Afgelopen zomer werd de komkommertijd van de media onverwacht doorbroken door het eindwerk van RITS-studente Sofie Peeters genaamd “Femme de la rue”. Hier toont de reportage het schofferig gedrag in de omgeving van het Brusselse Zuidstation van niet al te hoog opgeleide andersgetinte – niet enkel jongeren – mannen uit de Maghreblanden jegens jonge en minder jonge autochtone vrouwen die er volgens onze westerse normen normaal gekleed bijlopen. Het vermoeden is gewettigd dat de mannen allemaal een islamachtergrond hebben maar dit hardop zeggen is helemaal uit den boze. De reportagemaakster zegt op voorhand dat ze niet aan racistische stemmingmakerij wil doen.
In de reportage is te zien hoe jonge vrouwen permanent worden aangesproken en geïntimideerd door onbeschofte mannen zonder het minste respect voor het andere geslacht. Ze krijgen oneerbare voorstellen, worden voor, “hoer” of “slet” uitgemaakt, bespuwd en geregeld ook fysiek aangepakt. Als gevolg hiervan gaan de dames zich anders kleden met slobbertruien. Rokken en kleedjes worden uit de garderobe gebannen. Ze wapenen zich met i-Pads om de misplaatste avances en beledigingen niet meer te aanhoren. Ze kijken niemand meer in de ogen, want dit is voor die mannen een regelrechte provocatie. De dames stippelen alternatieve routes uit, vermijden metrostations en het openbaar vervoer en tot slot verhuizen ze gewoon naar andere en betere woonwijken. Zo krijgen de betrokken wijken onbewust een soort islamitische wetgeving opgedrongen.
Het werkstuk van mevrouw Peeters kreeg veel weerklank in onze buurlanden, vnl. in Nederland en Frankrijk. Zodat ze tot op vandaag nog nazindert in de debatpanels van onze hoofdstad . Een RTBF-journaliste legde persoonlijke getuigenis af over de kwestie. “Ik ben verbaasd dat men verbaasd is. Het fenomeen doet zich al zovele jaren voor en het is zo’n wijdverspreid gegeven in Brussel, dat het zelfs geen gespreksonderwerp meer is onder vrouwen. Het behoort tot de realiteit waar vrouwen nu één maal moeten mee leven. Iedere vrouw in Brussel heeft de kaart van Brussel in het hoofd en zal zich kleden in functie van de buurten waar men doorheen moet of zo mogelijk een omweg maken”. Brussels minister Brigitte Grauwels (CD&V) was in het verleden ook reeds slachtoffer van dit machogedrag van gekleurde medeburgers en Vlaams parlementslid Lucas Vandertaelen (Groen) ondervond via zijn dochters dat er in Brussel veel misloopt met de integratie van grote groepen nieuwkomers. Hij schreef er enkele opiniestukken en een boek over.
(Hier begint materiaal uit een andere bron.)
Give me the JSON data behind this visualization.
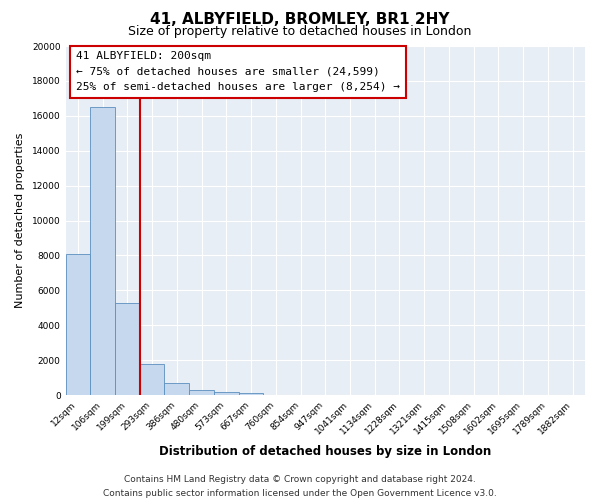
{
  "title": "41, ALBYFIELD, BROMLEY, BR1 2HY",
  "subtitle": "Size of property relative to detached houses in London",
  "xlabel": "Distribution of detached houses by size in London",
  "ylabel": "Number of detached properties",
  "categories": [
    "12sqm",
    "106sqm",
    "199sqm",
    "293sqm",
    "386sqm",
    "480sqm",
    "573sqm",
    "667sqm",
    "760sqm",
    "854sqm",
    "947sqm",
    "1041sqm",
    "1134sqm",
    "1228sqm",
    "1321sqm",
    "1415sqm",
    "1508sqm",
    "1602sqm",
    "1695sqm",
    "1789sqm",
    "1882sqm"
  ],
  "values": [
    8100,
    16500,
    5300,
    1800,
    700,
    300,
    200,
    150,
    0,
    0,
    0,
    0,
    0,
    0,
    0,
    0,
    0,
    0,
    0,
    0,
    0
  ],
  "bar_color": "#c5d8ed",
  "bar_edge_color": "#5a8fc0",
  "vline_color": "#cc0000",
  "vline_x": 2.5,
  "ylim": [
    0,
    20000
  ],
  "yticks": [
    0,
    2000,
    4000,
    6000,
    8000,
    10000,
    12000,
    14000,
    16000,
    18000,
    20000
  ],
  "annotation_title": "41 ALBYFIELD: 200sqm",
  "annotation_line1": "← 75% of detached houses are smaller (24,599)",
  "annotation_line2": "25% of semi-detached houses are larger (8,254) →",
  "footer_line1": "Contains HM Land Registry data © Crown copyright and database right 2024.",
  "footer_line2": "Contains public sector information licensed under the Open Government Licence v3.0.",
  "bg_color": "#e8eef5",
  "grid_color": "#ffffff",
  "title_fontsize": 11,
  "subtitle_fontsize": 9,
  "axis_label_fontsize": 8,
  "tick_fontsize": 6.5,
  "annotation_fontsize": 8,
  "footer_fontsize": 6.5
}
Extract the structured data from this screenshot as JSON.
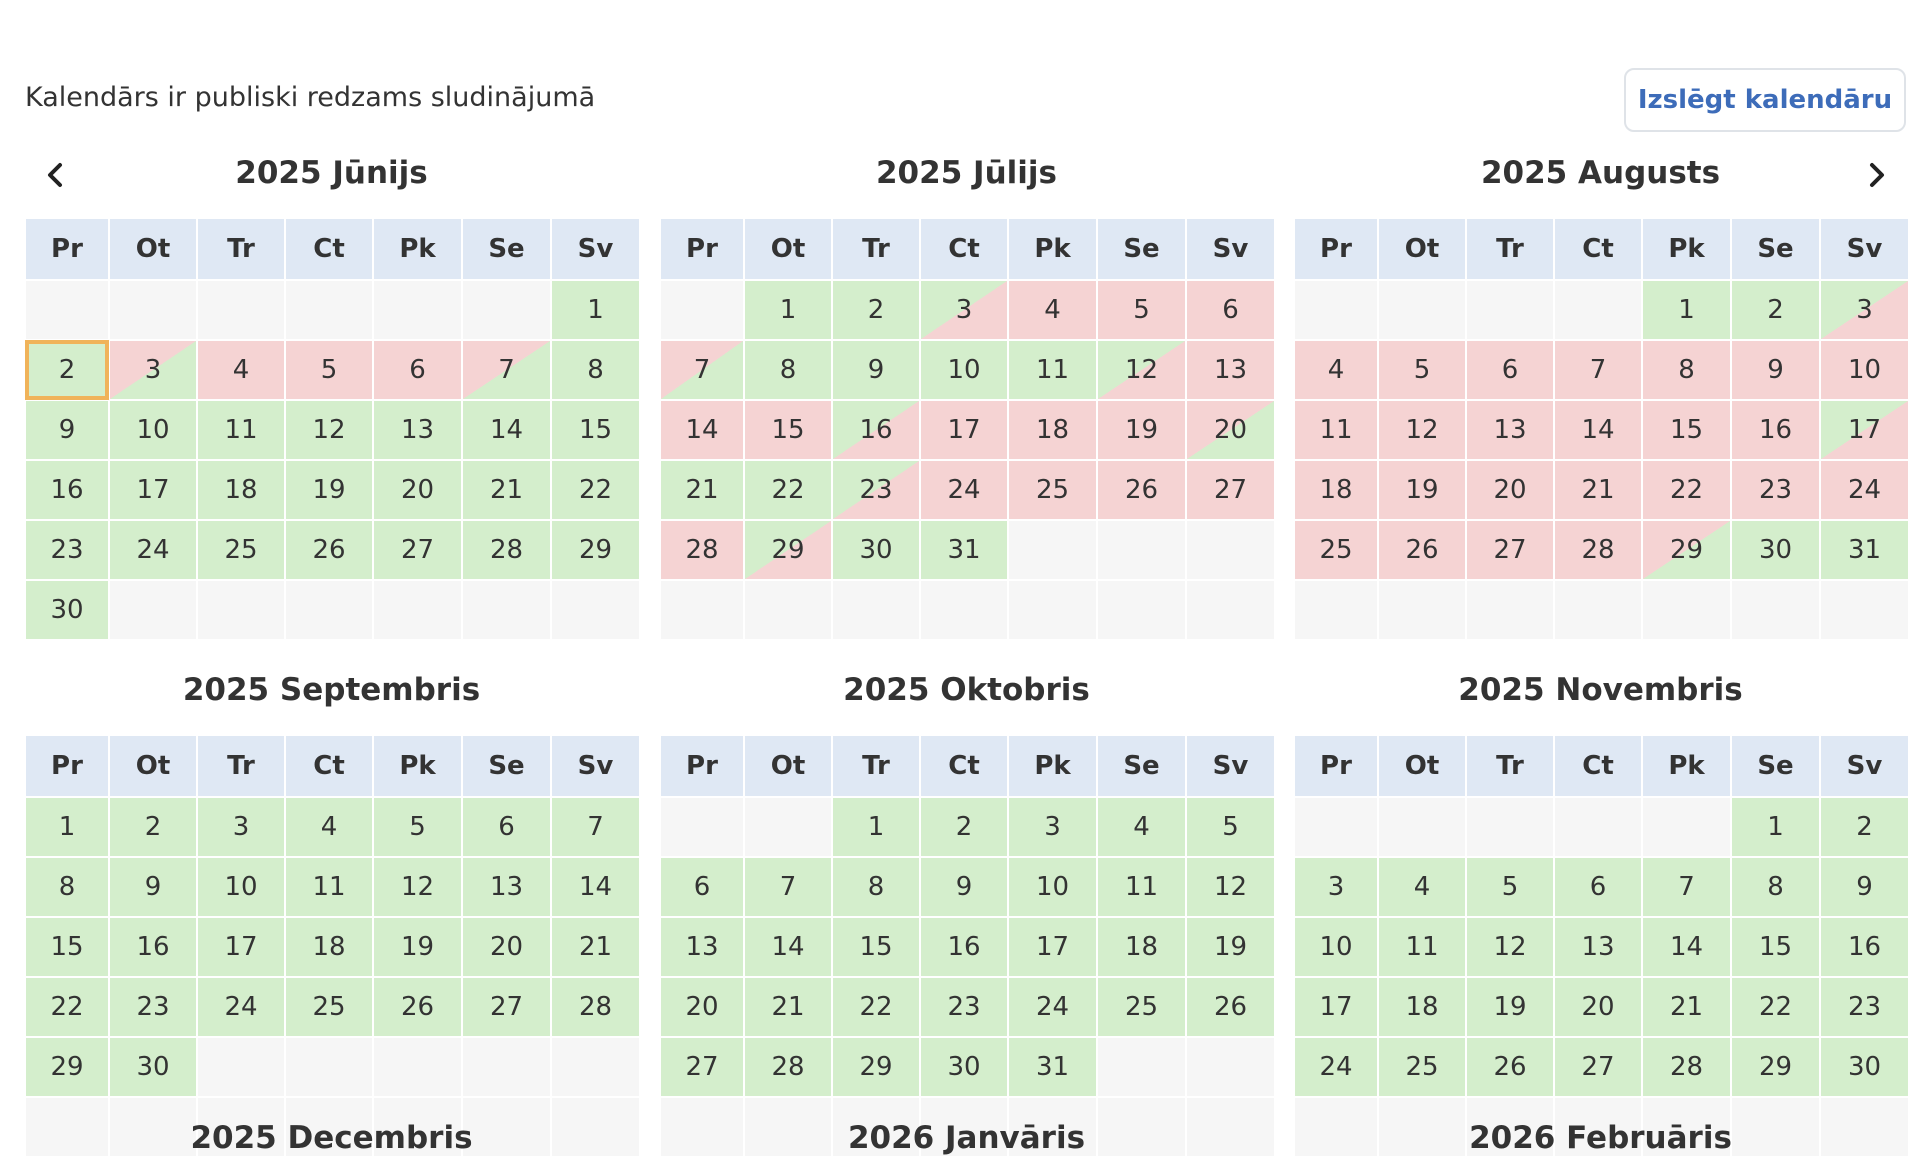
{
  "header": {
    "text": "Kalendārs ir publiski redzams sludinājumā",
    "toggle_label": "Izslēgt kalendāru"
  },
  "nav": {
    "prev_icon": "chevron-left-icon",
    "next_icon": "chevron-right-icon"
  },
  "colors": {
    "available": "#d4eecc",
    "booked": "#f5d3d3",
    "empty": "#f6f6f6",
    "header_bg": "#dfe8f4",
    "today_outline": "#f0b35a",
    "accent": "#3d6cb9"
  },
  "weekdays": [
    "Pr",
    "Ot",
    "Tr",
    "Ct",
    "Pk",
    "Se",
    "Sv"
  ],
  "legend_states": {
    "g": "available",
    "r": "booked",
    "gr": "available-to-booked",
    "rg": "booked-to-available",
    "e": "empty"
  },
  "months": [
    {
      "title": "2025 Jūnijs",
      "start_offset": 6,
      "days": 30,
      "states": "g g rg r r r rg g g g g g g g g g g g g g g g g g g g g g g g",
      "today": 2
    },
    {
      "title": "2025 Jūlijs",
      "start_offset": 1,
      "days": 31,
      "states": "g g gr r r r rg g g g g gr r r r gr r r r rg g g gr r r r r r gr g g"
    },
    {
      "title": "2025 Augusts",
      "start_offset": 4,
      "days": 31,
      "states": "g g gr r r r r r r r r r r r r r gr r r r r r r r r r r r rg g g"
    },
    {
      "title": "2025 Septembris",
      "start_offset": 0,
      "days": 30,
      "states": "g g g g g g g g g g g g g g g g g g g g g g g g g g g g g g"
    },
    {
      "title": "2025 Oktobris",
      "start_offset": 2,
      "days": 31,
      "states": "g g g g g g g g g g g g g g g g g g g g g g g g g g g g g g g"
    },
    {
      "title": "2025 Novembris",
      "start_offset": 5,
      "days": 30,
      "states": "g g g g g g g g g g g g g g g g g g g g g g g g g g g g g g"
    }
  ],
  "partial_months": [
    "2025 Decembris",
    "2026 Janvāris",
    "2026 Februāris"
  ]
}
Na een scherpe probleemstelling volgde een lang debat over seksisme, machisme, sociale achteruitstelling, waarbij men voorbijging aan het feit of er misschien een band zou kunnen bestaan met achterhaalde godsdienstige voorschriften.
Van Brussels CD&V-politica Bianca Debaets is geweten dat ze graag kortgerokt door het leven stapt. Ze mag gezien worden zeggen we er persoonlijk bij want we kennen haar uit het Vlaams Huis van Brussel. Bianca trommelde gerokte medestandsters op om de straten te heroveren op de achterlijkheid en het mannenvolkje te sensibiliseren met pamfletten en straatgesprekken.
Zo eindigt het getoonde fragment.